Das Mobbing ging auch offline weiter: In der Schule wurde Nathalies Velo aufgehängt und sie wurde verprügelt. Sie schlich sich durch die Schulgänge und versuchte, niemandem mehr zu begegnen. «Ich habe den Fehler gemacht und geschwiegen – ich habe alles in mich reingefressen», sagt sie heute. Ihre Eltern hätten gar nichts von ihren Videos gewusst. Und als dann auch noch ein Lehrer ein Video von Nathalie Célines Yotube-Kanal im Unterricht abspielte und die lustigen Kommentare damit befeuerte, kam Hilfe suchen für sie eh nicht mehr in Frage.
«Besser ist es erst geworden, als ich auf die Berufsschule wechseln konnte», sagt Nathalie Céline.
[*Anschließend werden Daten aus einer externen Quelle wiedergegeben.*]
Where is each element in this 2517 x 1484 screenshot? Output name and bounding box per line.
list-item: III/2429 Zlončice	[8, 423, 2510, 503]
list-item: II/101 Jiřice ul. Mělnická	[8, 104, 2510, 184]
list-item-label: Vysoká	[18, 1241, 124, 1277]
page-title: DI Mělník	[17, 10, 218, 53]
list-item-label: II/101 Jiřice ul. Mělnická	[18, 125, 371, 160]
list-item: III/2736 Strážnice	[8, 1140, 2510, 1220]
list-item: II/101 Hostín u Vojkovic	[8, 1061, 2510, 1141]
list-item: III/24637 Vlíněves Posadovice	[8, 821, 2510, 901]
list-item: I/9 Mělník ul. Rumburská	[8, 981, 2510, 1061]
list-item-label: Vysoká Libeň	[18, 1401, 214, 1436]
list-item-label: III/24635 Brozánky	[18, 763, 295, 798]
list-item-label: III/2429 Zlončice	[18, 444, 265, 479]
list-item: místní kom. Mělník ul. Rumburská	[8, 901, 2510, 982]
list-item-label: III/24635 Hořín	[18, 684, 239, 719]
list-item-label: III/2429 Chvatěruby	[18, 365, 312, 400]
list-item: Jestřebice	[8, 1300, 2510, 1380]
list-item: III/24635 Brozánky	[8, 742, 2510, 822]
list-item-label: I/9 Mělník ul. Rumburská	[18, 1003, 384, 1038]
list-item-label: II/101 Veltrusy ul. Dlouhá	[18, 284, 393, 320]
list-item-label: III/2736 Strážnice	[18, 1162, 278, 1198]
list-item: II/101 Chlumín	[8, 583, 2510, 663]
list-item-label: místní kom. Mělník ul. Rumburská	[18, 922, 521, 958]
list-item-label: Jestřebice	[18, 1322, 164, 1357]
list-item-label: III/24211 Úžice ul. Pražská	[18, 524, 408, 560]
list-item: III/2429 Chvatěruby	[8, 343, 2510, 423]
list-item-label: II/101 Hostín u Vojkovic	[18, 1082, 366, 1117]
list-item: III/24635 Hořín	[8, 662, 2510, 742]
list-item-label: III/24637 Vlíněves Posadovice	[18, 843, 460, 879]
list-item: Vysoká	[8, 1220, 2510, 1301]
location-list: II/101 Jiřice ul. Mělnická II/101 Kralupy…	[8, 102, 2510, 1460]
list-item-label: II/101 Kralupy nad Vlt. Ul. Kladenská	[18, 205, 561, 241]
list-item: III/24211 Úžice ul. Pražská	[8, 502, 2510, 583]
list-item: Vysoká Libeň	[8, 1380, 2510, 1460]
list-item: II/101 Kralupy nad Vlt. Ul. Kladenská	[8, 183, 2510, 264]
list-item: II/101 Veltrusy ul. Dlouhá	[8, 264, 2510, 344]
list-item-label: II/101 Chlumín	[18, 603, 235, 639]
Die Buben, die mit ihr gemütlich in einem grossen Bett im Glatt sitzen, als sie diese Geschichte erzählt, schauen sie gross an. «Und warum hast du nicht aufgehört? Mit Youtube?», fragen sie. «Weil mich die positiven Kommentare dort auch gestärkt haben», sagt sie. Heute nutzt die Youtuberin ihre grosse Reichweite (über 100’000 Abonnenten) auch, um über Mobbing zu sprechen und Jugendlichen Mut zu machen. «Ich will nicht mehr, dass es ein Tabuthema ist – ohne das Tabu hätte ich mir vielleicht auch früher Hilfe gesucht.»
Hilfe holen, ist nicht petzen!
Und wenn es dann doch einmal soweit komme, empfiehlt Mike Würmli den Jungen den Gang zur Schulsozialarbeiterin oder zum Schulsozialarbeiter. «Bei ihnen könnt ihr erst einmal alles loswerden und müsst euch keine Gedanken über die Konsequenzen machen, denn sie unterliegen der Schweigepflicht.» Sowieso sei Hilfe holen, wenn man wirklich in Bedrängnis sei, etwas ganz anderes als Petzen.
In einer anderen Ecke sitzen Schülerinnen und Schüler locker mit Studierenden zusammen, die mit ihnen über ihren Handygebrauch plaudern und darüber, was ihnen alles schon begegnet ist im virtuellen Raum und im Klassenzimmer. Diese «Erstkontakter» sind nah dran an den Jugendlichen und die Überwindung, ihnen etwas zu erzählen, ist nicht so hoch wie bei Eltern oder Lehrpersonen.
Schnell wird den Jugendlichen klar: Es sind oft diejenigen, die sich etwas trauen, wie Nathalie Céline mit ihrem Youtube-Kanal, und die, die ein bisschen anders sind, die gemobbt werden. Eine Schülerin erzählt von ihrer Cousine, die als Alien beschimpft wurde, nur weil sie gerne las. Zum Glück wechselte sie wenig später an eine weiterführende Schule, wo es viele junge Leser gab.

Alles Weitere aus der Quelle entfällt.